Do you recognize him? Brendan Fraser appears again on the red carpet and is shocked by his physical transformation تحول
The actor gained about 300 pounds; Added to his astounding physical change is his extinct hair which was also one of his main attractions.
It was no secret to anyone that actor Brendan Fraser, who was considered a true heartthrob in the 90s, neglected his physique and gained weight. However, his current appearance has not ceased to cause great astonishment among the audience because even though he may look amazing, he looks more challenging than ever.
The actor of films such as “George of the jungle”, “The Mummy” or “To hell with the devil” appeared at New York’s Tribeca Film Festival and left audiences breathless as his physical alteration added to his extinct hair. It was also one of its main attractions.
Fraser, 52, looks somewhat bald and weighs several pounds. However, his appearance has to do with the character requirements of the film.
Fraser plays a fat man in The Whale who approaches 600 pounds, so the actor had to gain several pounds to revive the character.
About the festival
This weekend, the Tribeca Film Festival “Juneteenth,” the day that commemorates the end of slavery in the United States, will feature a series of films, cultural activities and talks addressing cinema and African Americans.
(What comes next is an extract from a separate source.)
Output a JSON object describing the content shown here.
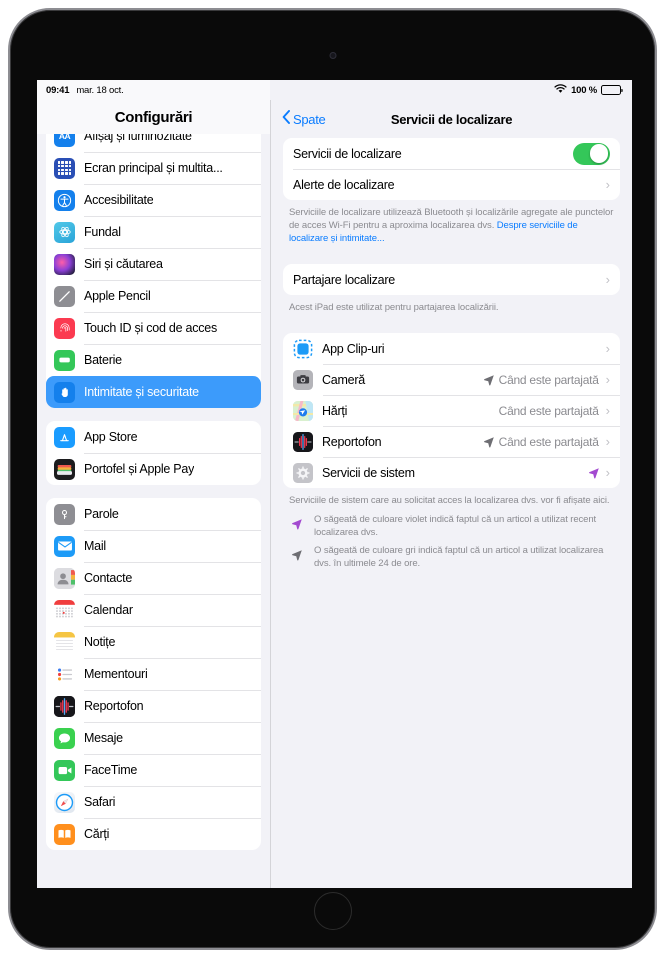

To mark this holiday, Tribeca will screen 10 short films by black, indigenous, or other minority ethnic directors as part of the Rising Voices programme, as well as four documentaries by four African-American directors, among others.
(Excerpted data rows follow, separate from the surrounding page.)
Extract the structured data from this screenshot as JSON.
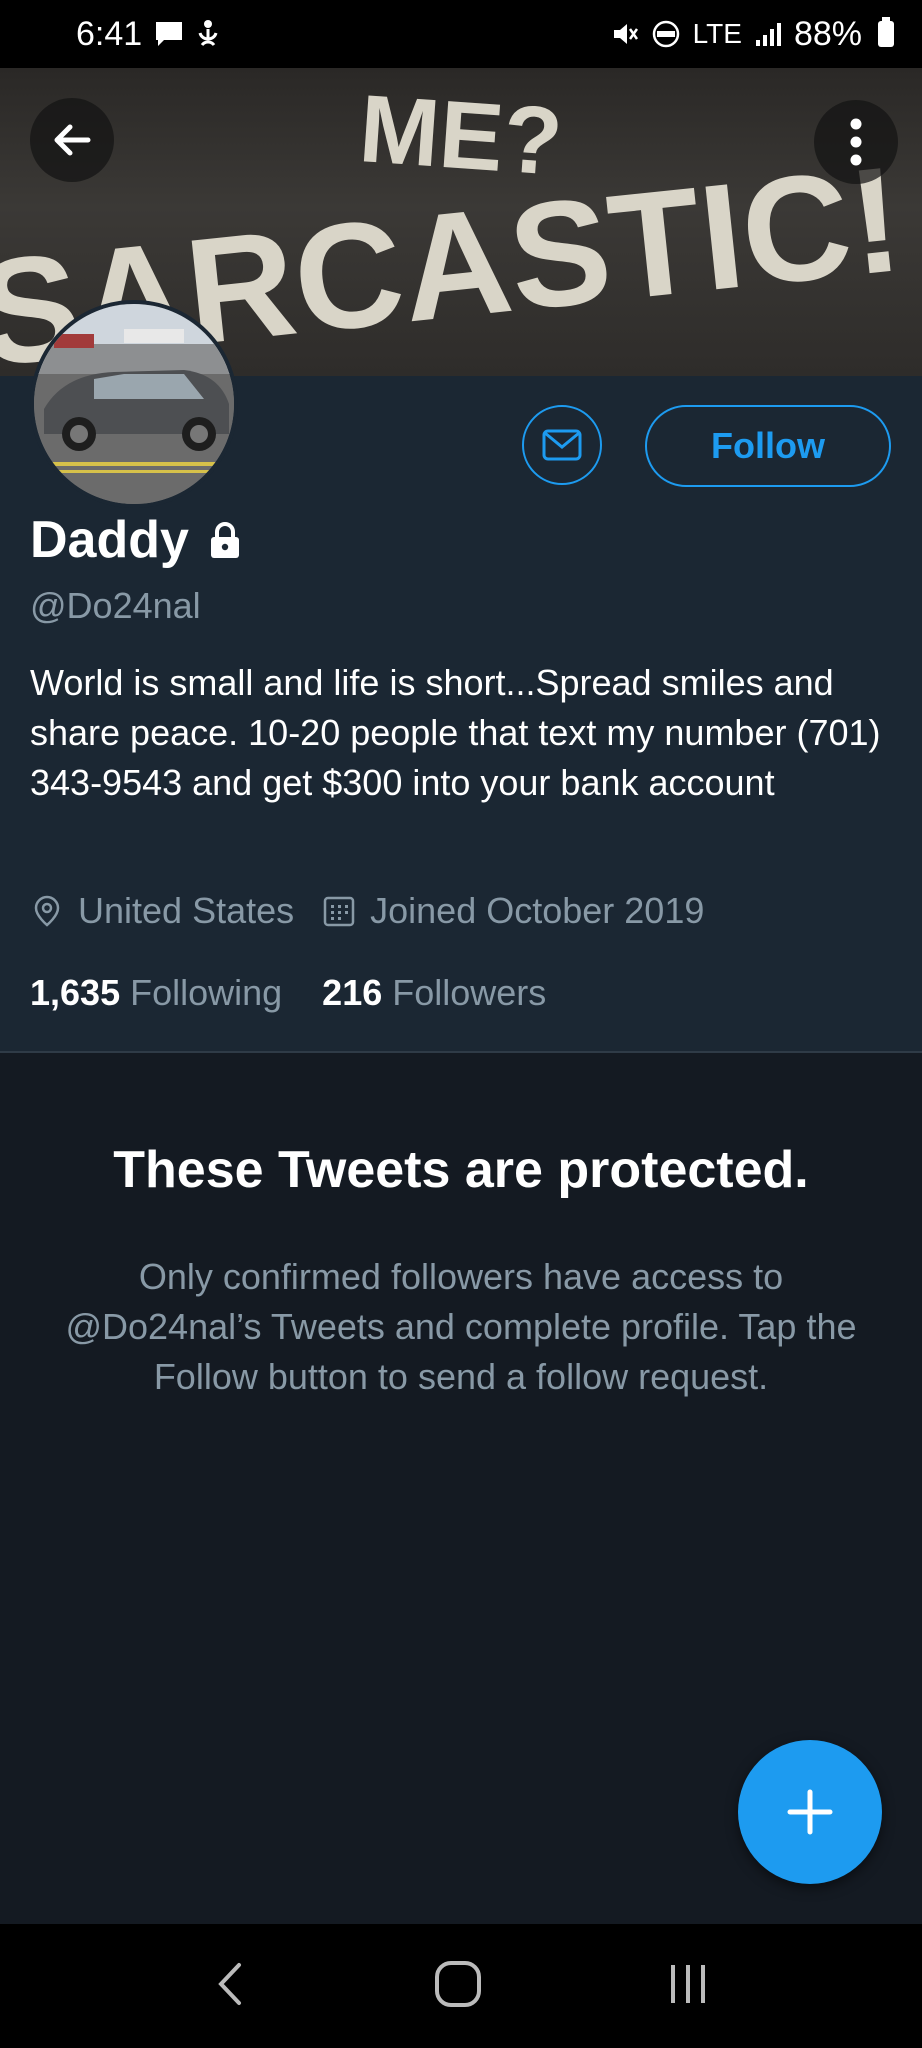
{
  "status_bar": {
    "time": "6:41",
    "network": "LTE",
    "battery_percent": "88%",
    "icons": [
      "message-icon",
      "accessibility-icon",
      "mute-icon",
      "volte-icon",
      "signal-icon",
      "battery-icon"
    ]
  },
  "banner": {
    "text_line1": "ME?",
    "text_line2": "SARCASTIC!",
    "background_color": "#3b3936"
  },
  "profile": {
    "name": "Daddy",
    "handle": "@Do24nal",
    "bio": "World is small and life is short...Spread smiles and share peace. 10-20 people that text my number (701) 343-9543 and get $300 into your bank account",
    "location": "United States",
    "joined": "Joined October 2019",
    "following_count": "1,635",
    "following_label": "Following",
    "followers_count": "216",
    "followers_label": "Followers",
    "follow_button": "Follow"
  },
  "protected": {
    "title": "These Tweets are protected.",
    "body": "Only confirmed followers have access to @Do24nal’s Tweets and complete profile. Tap the Follow button to send a follow request."
  },
  "colors": {
    "accent": "#1d9bf0",
    "panel": "#1b2733",
    "background": "#141a22",
    "muted_text": "#8899a6"
  }
}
As part of honoring this date commemorating the abolition of slavery in Texas that has been celebrated since June 19, 1865, the festival established an award to honor voices who defend social justice and that this year fell to New York writer and activist Stacey Abrams.
“This year’s first winner is Stacey Abrams. For his outstanding leadership, service, and commitment to fighting injustice through his work as a political leader, suffragette, and novelist.”
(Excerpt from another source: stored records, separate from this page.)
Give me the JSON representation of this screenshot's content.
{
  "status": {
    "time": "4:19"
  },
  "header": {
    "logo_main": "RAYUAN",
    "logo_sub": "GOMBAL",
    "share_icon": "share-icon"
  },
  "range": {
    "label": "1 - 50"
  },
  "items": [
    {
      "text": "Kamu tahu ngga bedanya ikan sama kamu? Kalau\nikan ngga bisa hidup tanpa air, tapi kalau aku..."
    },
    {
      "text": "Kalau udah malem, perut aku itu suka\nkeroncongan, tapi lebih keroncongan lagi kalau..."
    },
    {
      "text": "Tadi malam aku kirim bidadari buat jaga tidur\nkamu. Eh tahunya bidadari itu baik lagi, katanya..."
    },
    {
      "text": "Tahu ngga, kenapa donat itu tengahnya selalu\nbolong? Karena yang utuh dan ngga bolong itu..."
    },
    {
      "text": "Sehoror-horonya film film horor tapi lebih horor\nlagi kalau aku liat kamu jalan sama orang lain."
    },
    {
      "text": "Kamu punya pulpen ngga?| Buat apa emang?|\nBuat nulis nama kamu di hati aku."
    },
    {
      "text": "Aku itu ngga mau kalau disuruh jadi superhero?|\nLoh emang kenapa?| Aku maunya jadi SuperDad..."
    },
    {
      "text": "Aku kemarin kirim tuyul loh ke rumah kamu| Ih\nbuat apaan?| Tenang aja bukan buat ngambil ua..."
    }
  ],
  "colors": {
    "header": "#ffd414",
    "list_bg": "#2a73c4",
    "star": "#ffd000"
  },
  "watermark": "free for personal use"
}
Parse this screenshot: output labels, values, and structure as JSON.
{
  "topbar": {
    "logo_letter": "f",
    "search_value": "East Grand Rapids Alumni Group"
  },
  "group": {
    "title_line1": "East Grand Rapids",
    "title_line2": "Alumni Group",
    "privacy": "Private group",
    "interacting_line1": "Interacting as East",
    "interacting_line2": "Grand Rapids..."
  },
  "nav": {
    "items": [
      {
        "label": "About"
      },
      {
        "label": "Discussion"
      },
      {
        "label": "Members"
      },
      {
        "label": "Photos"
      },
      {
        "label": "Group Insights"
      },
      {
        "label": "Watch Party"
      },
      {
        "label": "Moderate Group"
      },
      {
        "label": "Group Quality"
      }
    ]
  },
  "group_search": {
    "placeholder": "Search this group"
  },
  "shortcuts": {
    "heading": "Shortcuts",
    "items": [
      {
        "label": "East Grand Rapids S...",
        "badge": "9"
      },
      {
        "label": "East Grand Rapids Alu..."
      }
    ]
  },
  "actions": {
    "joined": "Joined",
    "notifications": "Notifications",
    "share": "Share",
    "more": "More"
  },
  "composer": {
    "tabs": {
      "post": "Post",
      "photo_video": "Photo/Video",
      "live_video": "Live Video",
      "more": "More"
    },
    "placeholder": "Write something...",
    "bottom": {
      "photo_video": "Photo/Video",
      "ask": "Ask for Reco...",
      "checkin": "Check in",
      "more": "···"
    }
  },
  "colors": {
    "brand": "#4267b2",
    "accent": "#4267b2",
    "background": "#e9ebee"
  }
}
“Juneteenth” – an English abbreviation for “June Nineteen” (June 19) – commemorates June 19, 1865, when Union General Gordon Granger, in Galveston (Texas) read a federal order declaring the freedom of black slaves, two and a half years after signing the President Abraham Lincoln on the Emancipation Proclamation.
Similarly, the festival has identified several conversations with African American creators, artists, and activists to address, among other things, the presence of black female directors or the history of slavery through film and the role played by African American directors.
During the festival, 66 films were shown, 54 of which were shown for the first time in the world by “white talents”.
“I am proud that our June show, as part of our 20th anniversary, is a powerful reflection of the wonderful storytellers who are deeply rooted in showcasing the rich legacy of the black experience, culminating on Juneteenth,” said Co-Director Jane Rosenthal.